In a strict propertarian view, all rights are property rights (and likely to be treated as commodities-in-themselves). In my view, property rights are an extension of (and inherently constrained by) a more general right of personal sovereignty. A claimed property right that isn’t consistent with respect for personal sovereignty in the first place is inherently null and void from my perspective. For a basic example, I don’t think that someone loses their right to life and liberty as soon as they enter someone else’s property – owning property does not grant one the legitimate power to murder and enslave people just because they are on your property. In this sense, the decision-making power granted by a property right is inherently not absolute.If we do take the view that property rights are axoimatic absolutes, I think that this practically reduces all rights claims to meaninglessness because the absolute authority of a property owner can override anyone else’s rights, leading to absurd scenarios in which aggression is actually being justified.
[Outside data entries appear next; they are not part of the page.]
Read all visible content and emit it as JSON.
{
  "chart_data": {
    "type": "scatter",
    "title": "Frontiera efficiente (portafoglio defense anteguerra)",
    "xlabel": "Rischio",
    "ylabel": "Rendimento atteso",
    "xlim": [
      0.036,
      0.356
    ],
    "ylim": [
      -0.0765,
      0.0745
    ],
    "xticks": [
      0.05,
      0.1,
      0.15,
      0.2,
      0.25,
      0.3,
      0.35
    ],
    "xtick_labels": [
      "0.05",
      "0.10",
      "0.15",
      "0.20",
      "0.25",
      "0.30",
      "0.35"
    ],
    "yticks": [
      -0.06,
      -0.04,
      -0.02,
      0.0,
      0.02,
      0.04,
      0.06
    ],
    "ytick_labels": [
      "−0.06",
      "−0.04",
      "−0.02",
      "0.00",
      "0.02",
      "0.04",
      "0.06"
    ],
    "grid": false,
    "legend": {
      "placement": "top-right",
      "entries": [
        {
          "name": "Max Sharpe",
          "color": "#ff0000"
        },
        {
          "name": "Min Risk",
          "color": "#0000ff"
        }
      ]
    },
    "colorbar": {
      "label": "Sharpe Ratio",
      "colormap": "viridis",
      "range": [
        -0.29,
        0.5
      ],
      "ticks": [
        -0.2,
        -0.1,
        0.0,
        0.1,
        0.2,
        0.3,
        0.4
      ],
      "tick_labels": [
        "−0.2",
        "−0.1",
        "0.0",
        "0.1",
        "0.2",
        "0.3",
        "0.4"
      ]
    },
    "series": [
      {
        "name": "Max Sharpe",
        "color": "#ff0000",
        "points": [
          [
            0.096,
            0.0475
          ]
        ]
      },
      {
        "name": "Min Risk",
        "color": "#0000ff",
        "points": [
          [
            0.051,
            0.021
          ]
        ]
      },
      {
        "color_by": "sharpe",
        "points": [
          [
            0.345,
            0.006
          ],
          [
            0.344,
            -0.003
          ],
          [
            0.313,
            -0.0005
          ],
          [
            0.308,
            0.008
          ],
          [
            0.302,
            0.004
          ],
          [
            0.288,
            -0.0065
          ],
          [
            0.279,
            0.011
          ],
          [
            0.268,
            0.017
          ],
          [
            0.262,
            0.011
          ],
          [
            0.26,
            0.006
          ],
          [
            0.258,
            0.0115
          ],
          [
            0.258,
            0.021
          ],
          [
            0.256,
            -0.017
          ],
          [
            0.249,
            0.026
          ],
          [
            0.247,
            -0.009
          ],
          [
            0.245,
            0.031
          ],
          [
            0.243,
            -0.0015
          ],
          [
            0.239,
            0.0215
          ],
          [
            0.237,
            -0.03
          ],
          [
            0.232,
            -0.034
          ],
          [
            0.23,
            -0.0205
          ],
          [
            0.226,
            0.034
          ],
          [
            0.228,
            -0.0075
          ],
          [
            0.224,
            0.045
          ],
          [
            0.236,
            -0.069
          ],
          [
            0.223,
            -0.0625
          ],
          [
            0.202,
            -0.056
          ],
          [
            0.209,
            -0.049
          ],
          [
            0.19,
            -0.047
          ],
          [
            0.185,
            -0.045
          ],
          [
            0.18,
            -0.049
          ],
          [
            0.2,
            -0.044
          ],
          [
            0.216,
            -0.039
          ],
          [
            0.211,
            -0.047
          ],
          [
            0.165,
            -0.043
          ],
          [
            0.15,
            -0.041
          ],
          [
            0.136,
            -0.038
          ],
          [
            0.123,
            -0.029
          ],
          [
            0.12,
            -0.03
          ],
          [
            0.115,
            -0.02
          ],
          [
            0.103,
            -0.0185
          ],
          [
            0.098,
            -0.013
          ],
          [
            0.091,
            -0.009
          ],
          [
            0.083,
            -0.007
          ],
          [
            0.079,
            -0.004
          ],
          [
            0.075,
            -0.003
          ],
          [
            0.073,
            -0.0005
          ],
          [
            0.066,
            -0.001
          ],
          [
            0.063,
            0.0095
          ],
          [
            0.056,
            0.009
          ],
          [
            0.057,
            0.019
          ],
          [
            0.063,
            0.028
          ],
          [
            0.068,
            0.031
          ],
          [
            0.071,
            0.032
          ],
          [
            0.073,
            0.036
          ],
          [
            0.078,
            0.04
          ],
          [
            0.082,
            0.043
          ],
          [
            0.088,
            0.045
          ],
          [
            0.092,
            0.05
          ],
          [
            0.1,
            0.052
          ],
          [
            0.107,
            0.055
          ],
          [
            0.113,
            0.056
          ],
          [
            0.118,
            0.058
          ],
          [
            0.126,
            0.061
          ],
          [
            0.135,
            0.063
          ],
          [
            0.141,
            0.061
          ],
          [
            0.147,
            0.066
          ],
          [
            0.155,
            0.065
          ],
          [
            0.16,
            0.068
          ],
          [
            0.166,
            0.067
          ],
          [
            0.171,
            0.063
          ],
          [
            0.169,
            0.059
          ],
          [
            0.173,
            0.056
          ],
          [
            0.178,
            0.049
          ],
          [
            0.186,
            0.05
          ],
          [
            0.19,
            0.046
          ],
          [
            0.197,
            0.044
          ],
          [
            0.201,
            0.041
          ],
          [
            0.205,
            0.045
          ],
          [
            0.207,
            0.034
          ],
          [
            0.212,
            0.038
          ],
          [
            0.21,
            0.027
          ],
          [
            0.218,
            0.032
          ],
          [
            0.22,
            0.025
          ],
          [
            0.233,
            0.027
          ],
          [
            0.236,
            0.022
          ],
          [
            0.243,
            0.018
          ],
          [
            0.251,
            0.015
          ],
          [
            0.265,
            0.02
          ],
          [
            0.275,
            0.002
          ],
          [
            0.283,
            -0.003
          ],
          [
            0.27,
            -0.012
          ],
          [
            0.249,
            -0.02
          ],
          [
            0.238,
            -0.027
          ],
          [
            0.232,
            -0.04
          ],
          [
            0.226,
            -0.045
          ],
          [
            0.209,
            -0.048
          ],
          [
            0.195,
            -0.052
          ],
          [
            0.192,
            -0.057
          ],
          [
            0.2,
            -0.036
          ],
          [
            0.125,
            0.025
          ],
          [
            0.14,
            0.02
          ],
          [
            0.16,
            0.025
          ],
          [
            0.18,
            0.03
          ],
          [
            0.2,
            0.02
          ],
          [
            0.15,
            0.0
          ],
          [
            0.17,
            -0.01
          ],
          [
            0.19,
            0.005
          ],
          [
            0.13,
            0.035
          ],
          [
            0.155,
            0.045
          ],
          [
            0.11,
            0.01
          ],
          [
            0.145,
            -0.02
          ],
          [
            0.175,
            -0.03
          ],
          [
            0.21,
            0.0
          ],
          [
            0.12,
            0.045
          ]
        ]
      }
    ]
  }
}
It seems to me that property (including property as expressed in the concept of self-ownership, which I think is a propertarian misconceptualization of the right of liberty or personal sovereignty) is clearly not axoimatic or absolute in this way – it is constrained by respect for equal personal liberty in the first place, rather than being the foundation for the concept of liberty.The fundamental clash here is between a conception of libertarianism in which the concept of liberty is thought of as being derived from property and a conception of libertarianism in which the concept of “legitimate” property is derived from the concept of equal liberty. The former conception tends to lead to “absolutist propertarianism”, which is to say the notion that a particular conception of “property rights” is the foundation for everything else (even taken to the point of treating people as something to have exchangable property titles over) and the tendency to support absolute authority over other people based on territorial claims.
This is by no means a strictly left-libertarian vs. right-libertarian issue, since various aristotilean notions of libertarianism tend towards the latter view. Furthermore, there is an extent to which it is a matter of degree. While I do not strictly adhere to it (for example, I don’t think that the NAP is an axoim and I don’t use “self-ownership” as a starting point), I must admit that I find the Rothbardian conception of libertarianism much more sound than the Blockean conception. What it boils down to is that the Rothbardian conception is in some sense “thicker”. Block adopts a sort of “libertarian legalism” that I think clashes with Rothard’s notion of libertarianism.
While Walter Block talks about “voluntary slavery”, Rothbard would have rejected any slavery contract as inherently being null and void due to inalienability. However, I think that both Rothbard and Block are mistaken to the extent that they treat all rights as property rights, only Rothbard shied away from some of the conclusions from this that Block would endorse (I.E. “voluntary slavery” in particular). What I’d like to point out, however, is that the whole “voluntary slavery” notion logically follows from the error of treating property as the starting point in the first place. In this sense, Block is more consistent than Rothbard, but he is consistently wrong, whereas Rothbard is correct to not endorse such conclusions but it remains a fact that those incorrect conclusions should follow from his view that all rights are property rights.
I see the issue of “voluntary slavery” only arising if one treats the concept of self-ownership as an exchangable property title, while I think that personal sovereignty is immutable and does not function exactly like a property title. I don’t think it makes practical sense to concieve of rights as commodities in themselves; on the contrary, it seems to me that the function of rights would partially be as a pretext for having a freed market in anything to begin with. The opposite notion of an open-ended “free market in rights” being the pretext for rights seems to erode any consistency in the application of individual rights concepts and simply legitimizes whatever the whims of a territorial owner happens to be. In my understanding, individual rights need to be respected in order for the market to be free to begin with.